Their results characterized greater activation in several important brain regions at the sight of a superior individual compared with an inferior one:
“Brain activity when viewing a more superior player compared with viewing a more inferior player was significantly greater in occipital/parietal cortex, ventral striatum, and parahippocampal cortex, implicating these brain areas in the neural encoding of hierarchical rank.”
These structures (specifically, the occipital/parietal cortex and ventral striatum) have been correlated with greater attentional processing. The medial prefrontal cortex, an area cited for its role in social cognition (especially an individual’s status relative to others) exhibited heightened activity when the player was confronted with a superior, as did vital emotional processing areas (i.e. the amygdala). In other words, peers representing an “inferior” role in a given social hierarchy represent an “inferior” role in the brain as well.
The author’s made another intriguing finding by conducting a control experiment where the “rank” of each player stayed static regardless of their performance in the game. It turned out that the prospect of rank mobility (analogous to “social mobility?”) had a strong effect on the heightened brain activity linked to confronting a superior. The potential to “overtake” a superior player (or be overtaken yourself) made the brain work harder in the areas mentioned above.
These results paint a familiar picture: When faced with a superior, our emotions are heightened, our attention sharpened, and our social position closely analyzed. This effect is amplified in situations where your own status is subject to change. Think of the last time you met a superstar in your field or an artist you greatly admire. Did their status not stir your emotions? Did you find yourself paying close attention to your words while carefully tracking their reactions? Did you, on leaving the encounter, dwell on the possible social advantages or disadvantages gleaned from the confrontation? If your answer to these questions is unequivocally no, I would guess you are either being untruthful or have a rare, and somewhat enviable, phenotype rendering you apathetic to status.
Zink’s model certainly carries over to our primate cousins.
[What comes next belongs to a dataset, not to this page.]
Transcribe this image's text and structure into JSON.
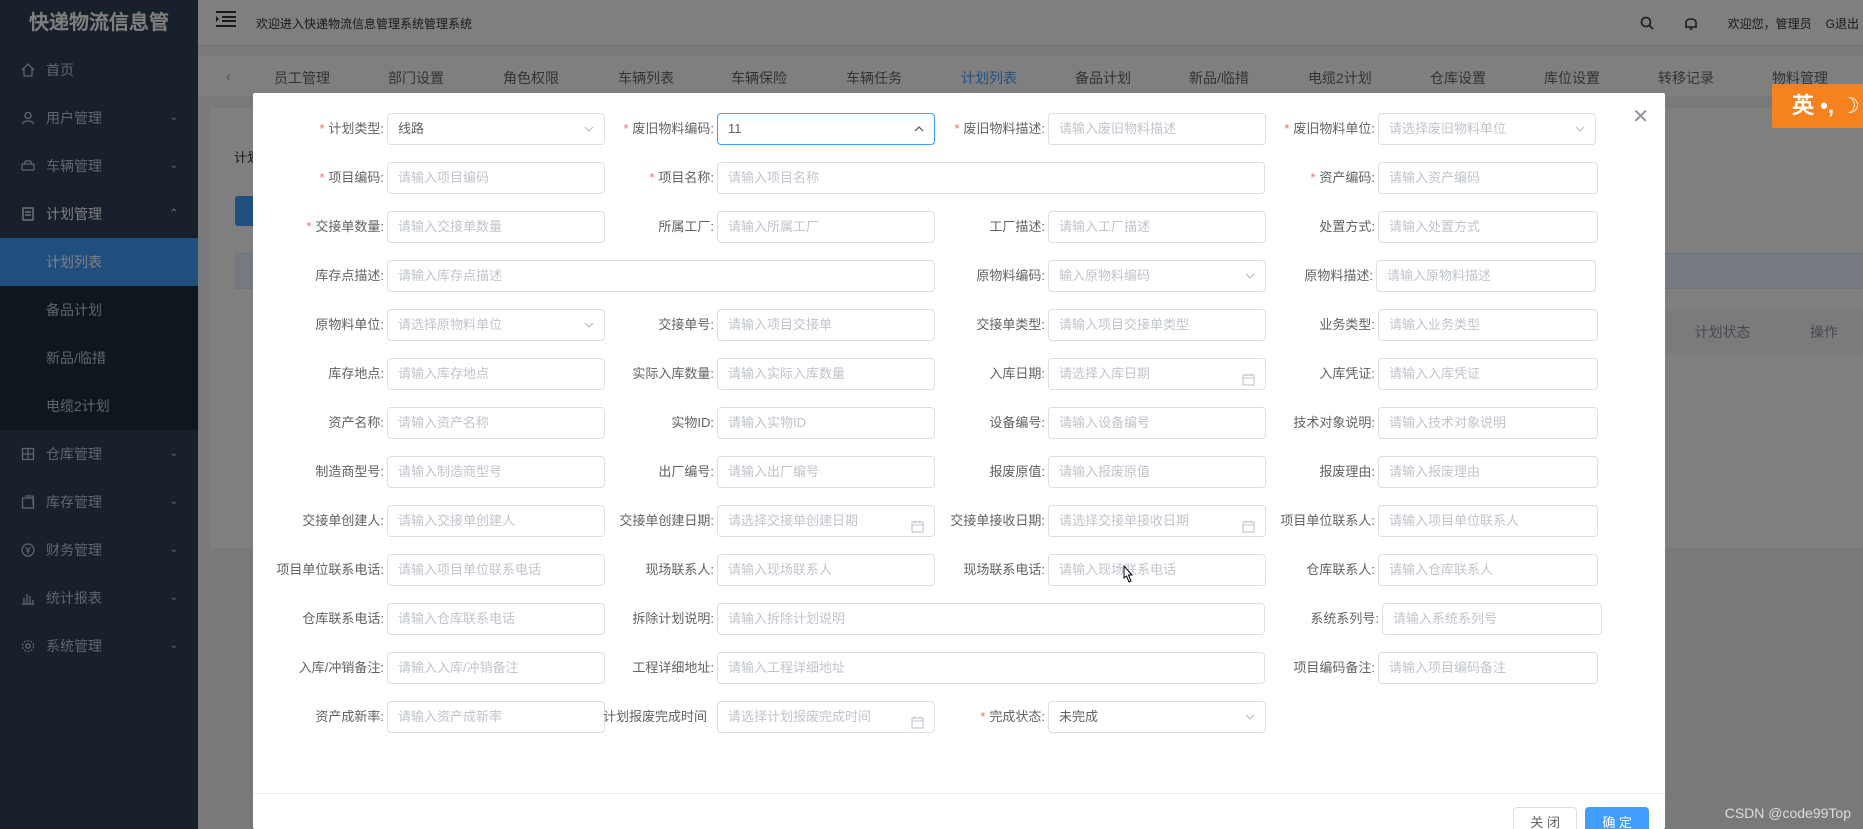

Baboons closely watch their superiors and often ignore their inferiors. They also exhibit increased stress when their hierarchies are in flux (especially individuals in superior positions). Chimps are very sensitive to hierarchical structure as well.
Even though we often want to avoid these feelings and conceal any interest in social status (“I don’t care what people think about me!”), I believe we’re stuck with our status fascination. This data seems to say we’re built for it.
It would be remiss to not mention human variability in these behaviors. There are certainly individual differences when it comes to one’s feelings about status – we label some individuals as persistent “social climbers,” and other’s as “shoegazers” (*subcategories: those who gaze at their own shoes and those who gaze at yours). Differences aside, our fixation on status is clearly reflected in the brain – we may not all be mathematicians, but, like it or not, we are all statusticians.